I loved Barbie dolls but white dolls and African girls is a bad combo!
My parents gave me many Barbie dolls because they loved me, but for a child growing up on the African continent those dolls were not good for my self-esteem.
What I loved the most about the Barbie was its hair. It was straight and long. I wanted my hair to fall to my back just like Barbie's. The image of Barbie being the ideal for beauty stayed with me. I permed and styled my hair to be long, straight, and fine. Long hair was an accomplishment that I was committed to attaining for much of my teens and into early adulthood. I broke free from the hold long hair had on me once I understood that the obsession had begun from childhood. When I turned 19, I let go of that beauty standard and decolonized my mind. I went natural not because it was fashionable, it was a declaration of self love.

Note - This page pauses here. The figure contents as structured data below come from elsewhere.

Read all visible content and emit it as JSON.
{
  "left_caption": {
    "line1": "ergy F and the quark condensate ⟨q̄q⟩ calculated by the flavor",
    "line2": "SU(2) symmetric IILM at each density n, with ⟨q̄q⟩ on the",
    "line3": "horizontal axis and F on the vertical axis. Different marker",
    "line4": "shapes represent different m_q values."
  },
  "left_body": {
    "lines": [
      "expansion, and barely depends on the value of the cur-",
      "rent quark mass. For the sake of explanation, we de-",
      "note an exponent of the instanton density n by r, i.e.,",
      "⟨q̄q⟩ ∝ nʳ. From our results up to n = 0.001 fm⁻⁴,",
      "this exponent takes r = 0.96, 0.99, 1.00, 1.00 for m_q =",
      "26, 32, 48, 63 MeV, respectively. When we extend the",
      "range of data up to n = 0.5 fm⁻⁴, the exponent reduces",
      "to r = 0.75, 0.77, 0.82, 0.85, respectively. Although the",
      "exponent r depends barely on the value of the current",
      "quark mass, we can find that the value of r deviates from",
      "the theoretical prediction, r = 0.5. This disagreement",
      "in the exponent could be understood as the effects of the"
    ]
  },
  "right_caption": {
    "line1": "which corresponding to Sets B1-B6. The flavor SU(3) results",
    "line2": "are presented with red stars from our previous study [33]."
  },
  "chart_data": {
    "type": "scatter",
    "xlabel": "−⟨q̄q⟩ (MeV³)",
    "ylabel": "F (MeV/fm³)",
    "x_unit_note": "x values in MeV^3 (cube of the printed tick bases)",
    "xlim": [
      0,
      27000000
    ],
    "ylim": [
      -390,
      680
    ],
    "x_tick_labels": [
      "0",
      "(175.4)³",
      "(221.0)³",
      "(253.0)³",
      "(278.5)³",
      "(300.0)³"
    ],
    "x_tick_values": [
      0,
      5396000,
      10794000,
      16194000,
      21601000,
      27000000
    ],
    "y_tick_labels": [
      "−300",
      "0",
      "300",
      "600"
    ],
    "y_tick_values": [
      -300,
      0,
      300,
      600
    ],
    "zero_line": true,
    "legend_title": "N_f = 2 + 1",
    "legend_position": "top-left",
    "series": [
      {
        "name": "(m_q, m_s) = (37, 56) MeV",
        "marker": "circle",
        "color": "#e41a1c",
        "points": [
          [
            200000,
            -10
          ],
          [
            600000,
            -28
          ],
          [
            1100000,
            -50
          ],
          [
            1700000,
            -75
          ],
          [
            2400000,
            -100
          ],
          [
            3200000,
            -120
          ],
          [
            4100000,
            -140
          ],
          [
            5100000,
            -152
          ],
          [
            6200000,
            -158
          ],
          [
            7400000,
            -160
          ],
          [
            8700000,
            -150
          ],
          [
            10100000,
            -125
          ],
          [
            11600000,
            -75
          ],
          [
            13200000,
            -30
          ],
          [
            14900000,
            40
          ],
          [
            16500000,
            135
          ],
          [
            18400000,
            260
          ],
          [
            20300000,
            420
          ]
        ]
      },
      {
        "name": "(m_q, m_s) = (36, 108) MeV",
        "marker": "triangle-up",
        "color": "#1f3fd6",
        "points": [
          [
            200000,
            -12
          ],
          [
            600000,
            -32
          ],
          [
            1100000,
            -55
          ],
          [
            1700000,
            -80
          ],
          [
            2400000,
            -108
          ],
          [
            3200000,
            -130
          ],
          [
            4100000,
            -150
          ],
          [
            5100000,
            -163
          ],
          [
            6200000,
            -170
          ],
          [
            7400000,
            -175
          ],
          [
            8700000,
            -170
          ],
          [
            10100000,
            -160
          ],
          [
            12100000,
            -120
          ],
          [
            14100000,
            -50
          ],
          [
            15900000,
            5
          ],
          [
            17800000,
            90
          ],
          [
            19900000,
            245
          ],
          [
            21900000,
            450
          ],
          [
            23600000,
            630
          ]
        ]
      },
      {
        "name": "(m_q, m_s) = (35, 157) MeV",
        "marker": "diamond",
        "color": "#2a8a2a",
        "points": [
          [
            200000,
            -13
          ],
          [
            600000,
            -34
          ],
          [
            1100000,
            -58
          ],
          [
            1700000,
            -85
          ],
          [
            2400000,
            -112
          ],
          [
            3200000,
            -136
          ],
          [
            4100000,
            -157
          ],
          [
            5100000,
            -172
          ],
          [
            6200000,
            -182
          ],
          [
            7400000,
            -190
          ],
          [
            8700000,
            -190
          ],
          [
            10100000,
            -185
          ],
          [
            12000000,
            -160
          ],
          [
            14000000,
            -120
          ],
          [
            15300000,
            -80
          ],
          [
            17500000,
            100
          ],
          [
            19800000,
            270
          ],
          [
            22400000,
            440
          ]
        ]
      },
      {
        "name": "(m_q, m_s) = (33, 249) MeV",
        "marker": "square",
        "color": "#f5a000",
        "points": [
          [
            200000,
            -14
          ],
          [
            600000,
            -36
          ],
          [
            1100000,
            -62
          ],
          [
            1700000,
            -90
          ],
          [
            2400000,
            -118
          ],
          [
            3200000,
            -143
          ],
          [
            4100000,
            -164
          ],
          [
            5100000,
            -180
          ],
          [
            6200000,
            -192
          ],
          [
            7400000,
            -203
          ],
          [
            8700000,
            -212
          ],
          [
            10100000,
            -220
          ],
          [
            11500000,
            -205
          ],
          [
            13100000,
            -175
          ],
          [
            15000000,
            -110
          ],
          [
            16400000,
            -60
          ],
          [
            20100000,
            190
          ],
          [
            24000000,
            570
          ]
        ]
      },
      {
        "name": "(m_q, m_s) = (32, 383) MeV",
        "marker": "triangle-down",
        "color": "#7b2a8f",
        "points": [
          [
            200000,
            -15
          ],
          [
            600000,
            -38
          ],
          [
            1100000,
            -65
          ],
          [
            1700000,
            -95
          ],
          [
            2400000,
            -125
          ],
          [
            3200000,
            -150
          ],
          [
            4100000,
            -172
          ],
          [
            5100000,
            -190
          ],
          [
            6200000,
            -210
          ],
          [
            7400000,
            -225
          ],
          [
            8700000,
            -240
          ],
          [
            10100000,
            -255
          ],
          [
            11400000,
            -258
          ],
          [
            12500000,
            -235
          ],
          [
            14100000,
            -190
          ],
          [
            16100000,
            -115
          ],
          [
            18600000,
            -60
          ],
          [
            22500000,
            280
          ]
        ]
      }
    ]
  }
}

My parents did not know (like many still don't) how the image of Barbie would affect my self-esteem. Whether it's a doll, a music video, or a book, children will only learn to value what they see.
When I write children's books, I think of six-year-old me growing up in Sierra Leone pining to look like Barbie. I don't want any more girls to doubt the beauty of their skin or their hair. Every detail in my book celebrates African people––hair, skin, dress, and values.
We can not repeat the same mistakes and expect different results. If we want African girls to grow up with self-esteem and self-love it starts here!
Give African girls positive affirmations and dolls and books (like my new book A Print for Ami) that show that Black skin and Black hair is beautiful.